The Story
Why it exists.
The beginning
You're the One arrived in 2020 from perfumer Gabriela Chelariu, and the name says everything. This is a fragrance for the moment you stop wondering what someone else wants and start trusting what you already know you like. Rose is the anchor, familiar, beloved, unpretentious. But Chelariu didn't reach for the expected supporting cast. Strawberry syrup brings something warmer, more modern, more playful. It's the kind of sweetness that owns itself.

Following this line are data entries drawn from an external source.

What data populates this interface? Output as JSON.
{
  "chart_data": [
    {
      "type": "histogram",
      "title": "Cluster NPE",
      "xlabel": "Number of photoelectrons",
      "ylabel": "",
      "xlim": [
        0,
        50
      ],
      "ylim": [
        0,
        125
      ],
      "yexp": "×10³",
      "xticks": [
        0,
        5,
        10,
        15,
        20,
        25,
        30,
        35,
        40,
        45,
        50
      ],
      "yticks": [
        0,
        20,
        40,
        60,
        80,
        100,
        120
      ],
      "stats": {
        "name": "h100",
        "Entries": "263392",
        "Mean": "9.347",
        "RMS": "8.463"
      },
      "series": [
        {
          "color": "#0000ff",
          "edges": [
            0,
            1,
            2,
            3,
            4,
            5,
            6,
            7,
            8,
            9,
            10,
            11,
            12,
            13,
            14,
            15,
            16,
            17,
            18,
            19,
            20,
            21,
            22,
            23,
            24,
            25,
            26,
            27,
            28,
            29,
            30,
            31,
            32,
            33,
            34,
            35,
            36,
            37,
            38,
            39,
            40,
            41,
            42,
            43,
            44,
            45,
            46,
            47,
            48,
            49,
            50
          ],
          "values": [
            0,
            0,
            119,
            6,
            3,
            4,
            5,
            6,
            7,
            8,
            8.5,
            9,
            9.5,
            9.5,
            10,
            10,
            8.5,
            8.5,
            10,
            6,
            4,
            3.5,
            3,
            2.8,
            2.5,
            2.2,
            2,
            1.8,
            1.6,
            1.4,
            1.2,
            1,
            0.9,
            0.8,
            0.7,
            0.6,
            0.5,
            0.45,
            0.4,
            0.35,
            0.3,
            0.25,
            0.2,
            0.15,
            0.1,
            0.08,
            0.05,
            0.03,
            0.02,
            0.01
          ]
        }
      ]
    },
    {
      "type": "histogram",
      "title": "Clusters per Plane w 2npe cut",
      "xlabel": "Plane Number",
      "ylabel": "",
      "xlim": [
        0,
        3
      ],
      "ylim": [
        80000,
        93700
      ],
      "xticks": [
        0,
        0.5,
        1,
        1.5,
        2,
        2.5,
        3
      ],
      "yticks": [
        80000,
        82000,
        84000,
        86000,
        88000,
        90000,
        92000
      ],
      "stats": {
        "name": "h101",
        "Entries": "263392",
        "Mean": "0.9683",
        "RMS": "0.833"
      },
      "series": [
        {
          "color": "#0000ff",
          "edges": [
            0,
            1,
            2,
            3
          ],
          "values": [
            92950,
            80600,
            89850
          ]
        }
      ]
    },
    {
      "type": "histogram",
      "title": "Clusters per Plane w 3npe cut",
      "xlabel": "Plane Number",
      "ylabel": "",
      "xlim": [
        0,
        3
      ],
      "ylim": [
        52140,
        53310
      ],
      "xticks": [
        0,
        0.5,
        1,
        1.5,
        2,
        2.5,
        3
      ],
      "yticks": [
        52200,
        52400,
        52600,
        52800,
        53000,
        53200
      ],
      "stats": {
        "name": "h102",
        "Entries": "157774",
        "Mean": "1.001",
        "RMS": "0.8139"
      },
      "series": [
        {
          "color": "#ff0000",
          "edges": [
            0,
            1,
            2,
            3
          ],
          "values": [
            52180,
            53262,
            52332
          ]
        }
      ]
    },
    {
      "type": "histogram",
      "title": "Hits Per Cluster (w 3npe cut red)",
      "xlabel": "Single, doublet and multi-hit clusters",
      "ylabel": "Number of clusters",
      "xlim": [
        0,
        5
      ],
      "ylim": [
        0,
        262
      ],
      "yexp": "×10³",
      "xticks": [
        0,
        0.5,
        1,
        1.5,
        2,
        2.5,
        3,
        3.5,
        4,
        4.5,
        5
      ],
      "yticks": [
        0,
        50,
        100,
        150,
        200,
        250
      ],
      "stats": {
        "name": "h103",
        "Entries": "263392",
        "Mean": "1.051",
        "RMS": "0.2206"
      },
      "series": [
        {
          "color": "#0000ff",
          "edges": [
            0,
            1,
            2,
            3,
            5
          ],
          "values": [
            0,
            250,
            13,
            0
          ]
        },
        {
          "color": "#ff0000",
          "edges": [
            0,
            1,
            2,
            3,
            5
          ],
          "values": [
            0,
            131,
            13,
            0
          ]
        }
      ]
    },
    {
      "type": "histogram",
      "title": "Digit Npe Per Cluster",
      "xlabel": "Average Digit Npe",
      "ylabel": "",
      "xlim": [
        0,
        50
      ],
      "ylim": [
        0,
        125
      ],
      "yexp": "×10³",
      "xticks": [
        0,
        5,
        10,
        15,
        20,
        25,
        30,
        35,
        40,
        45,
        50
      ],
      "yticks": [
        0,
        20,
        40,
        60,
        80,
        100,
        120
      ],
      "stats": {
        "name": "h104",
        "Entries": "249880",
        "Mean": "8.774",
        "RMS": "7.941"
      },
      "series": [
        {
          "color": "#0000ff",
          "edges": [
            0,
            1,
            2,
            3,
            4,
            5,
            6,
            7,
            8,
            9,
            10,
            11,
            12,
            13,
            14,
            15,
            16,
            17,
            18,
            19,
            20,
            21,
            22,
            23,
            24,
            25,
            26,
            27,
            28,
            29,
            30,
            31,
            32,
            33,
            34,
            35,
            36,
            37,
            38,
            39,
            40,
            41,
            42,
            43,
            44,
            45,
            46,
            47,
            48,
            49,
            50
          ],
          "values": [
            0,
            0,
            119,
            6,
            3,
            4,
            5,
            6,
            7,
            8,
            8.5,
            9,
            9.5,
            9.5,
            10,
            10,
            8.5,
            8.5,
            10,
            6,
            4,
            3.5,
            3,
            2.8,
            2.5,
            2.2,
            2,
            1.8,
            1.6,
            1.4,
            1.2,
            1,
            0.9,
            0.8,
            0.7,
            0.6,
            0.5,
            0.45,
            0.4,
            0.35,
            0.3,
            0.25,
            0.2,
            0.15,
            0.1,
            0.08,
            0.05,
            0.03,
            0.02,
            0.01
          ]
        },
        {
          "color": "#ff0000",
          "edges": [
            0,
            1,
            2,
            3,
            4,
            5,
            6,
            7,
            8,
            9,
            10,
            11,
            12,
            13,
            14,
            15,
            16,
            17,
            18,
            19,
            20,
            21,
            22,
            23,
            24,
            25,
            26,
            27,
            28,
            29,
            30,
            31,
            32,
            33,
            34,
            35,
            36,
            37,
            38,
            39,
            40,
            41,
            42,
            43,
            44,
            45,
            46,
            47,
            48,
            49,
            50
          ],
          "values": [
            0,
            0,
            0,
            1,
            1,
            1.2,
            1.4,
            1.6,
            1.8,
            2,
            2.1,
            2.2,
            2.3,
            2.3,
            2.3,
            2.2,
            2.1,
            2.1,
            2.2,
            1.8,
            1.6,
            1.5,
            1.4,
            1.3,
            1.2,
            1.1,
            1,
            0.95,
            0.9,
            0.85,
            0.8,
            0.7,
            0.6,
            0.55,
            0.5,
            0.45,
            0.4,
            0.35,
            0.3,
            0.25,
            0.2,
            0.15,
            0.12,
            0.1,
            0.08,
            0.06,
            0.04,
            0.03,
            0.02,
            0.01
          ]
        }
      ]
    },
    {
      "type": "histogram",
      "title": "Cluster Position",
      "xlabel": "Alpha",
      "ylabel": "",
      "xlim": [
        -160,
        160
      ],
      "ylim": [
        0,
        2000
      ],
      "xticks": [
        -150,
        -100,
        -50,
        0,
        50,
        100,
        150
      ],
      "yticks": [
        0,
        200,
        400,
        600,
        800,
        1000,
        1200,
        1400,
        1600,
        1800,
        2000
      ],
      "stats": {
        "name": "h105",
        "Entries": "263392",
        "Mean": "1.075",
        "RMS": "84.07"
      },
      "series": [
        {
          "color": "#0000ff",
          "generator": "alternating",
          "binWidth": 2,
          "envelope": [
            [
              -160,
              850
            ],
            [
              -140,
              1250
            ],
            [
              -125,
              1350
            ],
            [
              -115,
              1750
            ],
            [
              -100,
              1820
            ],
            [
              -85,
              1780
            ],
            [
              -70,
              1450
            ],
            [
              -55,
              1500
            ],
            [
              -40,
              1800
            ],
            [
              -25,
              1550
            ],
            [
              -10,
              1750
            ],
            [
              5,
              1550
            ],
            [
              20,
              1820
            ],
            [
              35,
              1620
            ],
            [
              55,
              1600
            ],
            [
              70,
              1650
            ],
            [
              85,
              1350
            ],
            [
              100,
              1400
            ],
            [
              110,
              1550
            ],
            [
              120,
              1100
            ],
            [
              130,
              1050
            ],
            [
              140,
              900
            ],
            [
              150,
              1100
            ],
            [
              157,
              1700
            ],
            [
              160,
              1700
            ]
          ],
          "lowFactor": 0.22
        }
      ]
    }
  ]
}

What makes the rose-strawberry pairing interesting here is the syrup angle. Strawberry syrup isn't the bright, fresh fruit you'd find in a summer fragrance, it's rounder, deeper, almost jammy. That shifts the rose's register. It stops being a delicate floral and becomes something plush and inviting. The woody notes in the base keep everything grounded, so the sweetness never floats away. It's a composition built for staying power and skin-proximity wear.
The evolution
The opening announces itself in rose, clean, a touch dewy, like petals just splashed with water. Within minutes, the strawberry arrives. Not fresh-cut fruit, but the syrupy, concentrated kind. It sweetens the rose without diluting it. The two notes stay intertwined for most of the wear, neither one taking full control. When the woody base finally asserts itself, it doesn't overwhelm. It softens. Deepens. The strawberry recedes but never fully disappears, leaving a quiet sweetness behind. On fabric, this one lasts into the next day, a faint warmth that lingers long after the initial spray.
Cultural impact
You're the One earned a devoted following quickly, landing in the rotation alongside established Bath & Body Works favorites like Strawberry Pound Cake and A Thousand Wishes. Wearers consistently praise its rose-forward character and strawberry sweetness as a daytime staple. The conversation around it centers on one question: how present is the strawberry? For some, it's the star. For others, it fades fast and the rose takes over. That ambiguity keeps it interesting. The fragrance seems to shift based on skin chemistry, revealing different facets depending on who wears it.